TileScale is the first programming and compiler stack to unify these intra-chip and inter-chip compute resources into a unified, hierarchical, distributed architecture, which virtualizes the whole distributed system as a unified "mega-device" to users. To facilitate programming, TileScale provides a set of consistent tile-level primitives across all hardware layers for compute, memory, and communication. Thus, users can just write tile-level computing logic or flow at certain layers of interest, then TileScale automatically compiles and optimizes the scheduling of computation, communication, memory access, and their overlap.

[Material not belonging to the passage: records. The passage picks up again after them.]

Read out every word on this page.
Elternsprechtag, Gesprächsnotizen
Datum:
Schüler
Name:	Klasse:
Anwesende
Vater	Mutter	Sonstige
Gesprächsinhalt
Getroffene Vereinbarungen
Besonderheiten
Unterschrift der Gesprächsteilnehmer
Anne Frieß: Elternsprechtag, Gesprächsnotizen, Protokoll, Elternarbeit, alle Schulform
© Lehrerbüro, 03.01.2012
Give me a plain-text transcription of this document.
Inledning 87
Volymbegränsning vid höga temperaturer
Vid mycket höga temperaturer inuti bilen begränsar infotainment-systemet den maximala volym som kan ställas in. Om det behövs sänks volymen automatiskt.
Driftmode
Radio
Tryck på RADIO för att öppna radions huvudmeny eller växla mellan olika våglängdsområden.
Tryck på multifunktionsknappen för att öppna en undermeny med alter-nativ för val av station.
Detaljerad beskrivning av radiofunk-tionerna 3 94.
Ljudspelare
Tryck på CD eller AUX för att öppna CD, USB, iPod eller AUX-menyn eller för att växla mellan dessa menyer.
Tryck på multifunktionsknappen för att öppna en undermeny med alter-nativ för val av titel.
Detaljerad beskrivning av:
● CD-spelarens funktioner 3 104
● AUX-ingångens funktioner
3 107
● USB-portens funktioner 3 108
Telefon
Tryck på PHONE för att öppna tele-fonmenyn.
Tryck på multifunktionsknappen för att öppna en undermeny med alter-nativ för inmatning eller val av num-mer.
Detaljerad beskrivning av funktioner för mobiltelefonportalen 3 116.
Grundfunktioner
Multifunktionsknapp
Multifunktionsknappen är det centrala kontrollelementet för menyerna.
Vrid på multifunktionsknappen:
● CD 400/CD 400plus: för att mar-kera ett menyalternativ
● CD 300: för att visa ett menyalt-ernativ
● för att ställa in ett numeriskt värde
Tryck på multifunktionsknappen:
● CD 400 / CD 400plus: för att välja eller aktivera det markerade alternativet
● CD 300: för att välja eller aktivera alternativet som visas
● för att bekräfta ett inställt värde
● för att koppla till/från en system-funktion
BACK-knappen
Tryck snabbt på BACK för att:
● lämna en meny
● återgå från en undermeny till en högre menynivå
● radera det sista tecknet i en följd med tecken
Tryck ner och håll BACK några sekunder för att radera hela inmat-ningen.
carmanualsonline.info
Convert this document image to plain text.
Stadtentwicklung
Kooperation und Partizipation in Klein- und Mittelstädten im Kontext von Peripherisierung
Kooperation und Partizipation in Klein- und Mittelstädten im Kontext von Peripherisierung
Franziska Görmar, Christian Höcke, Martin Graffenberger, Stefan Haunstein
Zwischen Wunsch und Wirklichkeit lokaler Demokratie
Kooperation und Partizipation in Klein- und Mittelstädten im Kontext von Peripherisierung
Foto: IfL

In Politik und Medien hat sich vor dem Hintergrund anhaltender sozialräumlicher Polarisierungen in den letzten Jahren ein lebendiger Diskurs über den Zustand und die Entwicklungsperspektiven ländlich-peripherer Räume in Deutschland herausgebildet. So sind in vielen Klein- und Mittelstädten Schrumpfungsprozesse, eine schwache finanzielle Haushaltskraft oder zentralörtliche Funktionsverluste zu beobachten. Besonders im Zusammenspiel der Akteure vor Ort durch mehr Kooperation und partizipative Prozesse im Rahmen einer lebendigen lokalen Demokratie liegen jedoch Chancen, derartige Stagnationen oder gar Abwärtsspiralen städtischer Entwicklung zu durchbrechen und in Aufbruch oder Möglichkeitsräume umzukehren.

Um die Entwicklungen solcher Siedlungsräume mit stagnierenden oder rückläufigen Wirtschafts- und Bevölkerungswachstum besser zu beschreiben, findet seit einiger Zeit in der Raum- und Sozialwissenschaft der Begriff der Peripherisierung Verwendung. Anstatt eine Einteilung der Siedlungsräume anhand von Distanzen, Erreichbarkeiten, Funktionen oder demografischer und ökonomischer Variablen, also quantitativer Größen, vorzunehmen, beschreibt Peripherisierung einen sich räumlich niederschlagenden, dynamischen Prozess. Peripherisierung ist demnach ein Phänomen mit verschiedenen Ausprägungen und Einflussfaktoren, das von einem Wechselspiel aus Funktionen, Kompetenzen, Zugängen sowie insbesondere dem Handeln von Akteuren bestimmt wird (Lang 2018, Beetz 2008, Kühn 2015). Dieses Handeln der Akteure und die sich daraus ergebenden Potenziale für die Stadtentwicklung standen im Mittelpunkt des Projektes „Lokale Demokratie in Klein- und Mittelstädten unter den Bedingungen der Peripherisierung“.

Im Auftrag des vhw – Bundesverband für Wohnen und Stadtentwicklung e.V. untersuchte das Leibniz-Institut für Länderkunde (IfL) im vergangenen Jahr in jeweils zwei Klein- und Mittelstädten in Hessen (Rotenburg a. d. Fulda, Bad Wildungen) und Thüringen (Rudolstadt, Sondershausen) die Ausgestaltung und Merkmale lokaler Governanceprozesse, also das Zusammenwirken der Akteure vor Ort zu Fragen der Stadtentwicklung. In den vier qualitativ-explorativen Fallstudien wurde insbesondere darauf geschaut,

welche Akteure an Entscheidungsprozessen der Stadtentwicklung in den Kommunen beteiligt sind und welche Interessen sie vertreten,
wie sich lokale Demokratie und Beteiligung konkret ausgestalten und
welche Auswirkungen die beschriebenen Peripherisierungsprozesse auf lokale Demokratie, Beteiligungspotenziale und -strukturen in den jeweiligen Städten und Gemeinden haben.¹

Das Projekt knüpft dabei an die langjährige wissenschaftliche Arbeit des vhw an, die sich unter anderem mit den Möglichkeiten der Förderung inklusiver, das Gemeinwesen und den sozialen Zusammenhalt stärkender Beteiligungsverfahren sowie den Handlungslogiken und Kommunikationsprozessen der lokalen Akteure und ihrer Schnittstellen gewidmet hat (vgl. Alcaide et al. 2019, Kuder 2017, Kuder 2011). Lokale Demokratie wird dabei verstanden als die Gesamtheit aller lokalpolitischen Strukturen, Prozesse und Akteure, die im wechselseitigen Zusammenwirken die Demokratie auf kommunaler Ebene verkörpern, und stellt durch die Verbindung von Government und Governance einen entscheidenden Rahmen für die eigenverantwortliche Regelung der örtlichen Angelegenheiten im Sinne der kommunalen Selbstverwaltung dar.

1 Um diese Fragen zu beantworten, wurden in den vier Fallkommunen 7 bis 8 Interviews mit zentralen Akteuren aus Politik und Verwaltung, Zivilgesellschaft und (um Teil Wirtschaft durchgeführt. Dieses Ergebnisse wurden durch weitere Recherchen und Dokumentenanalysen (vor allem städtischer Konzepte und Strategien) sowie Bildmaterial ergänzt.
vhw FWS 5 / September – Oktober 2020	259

The goal of TileScale is to define an open, streamlined programming model for future distributed architectures and systems, addressing the emerging needs of modern AI computation, such as fine-grained computation and communication overlap, flexible parallel mechanisms, dataflow computation, NUMA programming, etc.
Unlike traditional GPU SIMT programming, which assumes thread-level computation on a single device, TileScale is designed to manage compute, memory, and communication across all hierarchical scales, from threads and PEs to dies, chips, and nodes. It introduces a unified virtual device architecture, called Hierarchical Distributed Architecture (HDA), to abstract these distributed systems.
HDA is built upon three fundamental resources: compute units, memory, and network. Those resources can be logically organized into hierarchical groups, which provide different scales of computation capability. For example, on a GPU, the smallest granularity is a thread-scale. Threads can be grouped into a warp (e.g., 32 threads), which executes warp-scale operations. These warp-scale compute units (e.g., tensor cores) and thread-scale units (e.g., CUDA cores) are further organized into an SM-scale unit, capable of executing thread block tasks. The number of scale levels and naming of each scale are hardware-defined and can vary across architectures.
HDA contains multiple memory layers. Each layer can be either shared or distributed to individual compute unit. For example, the L1 cache or shared memory is accessible to all threads within a thread-block, while register memory can only be accessed by individual threads. Note that a compute unit at a certain scale can access different layer of memory.
Parallel units at the same level scale can be interconnected via a network. For example, in NVIDIA Hopper GPUs, SMs within a CTA cluster are interconnected via a NoC (Network-on-Chip), enabling peer SM memory access. Similarly, multiple GPUs within a node can be connected using NVLink to support inter-GPU communication.
This hierarchical structure of compute, memory, and network forms the backbone of HDA, enabling scalable and programmable execution across complex, distributed AI systems.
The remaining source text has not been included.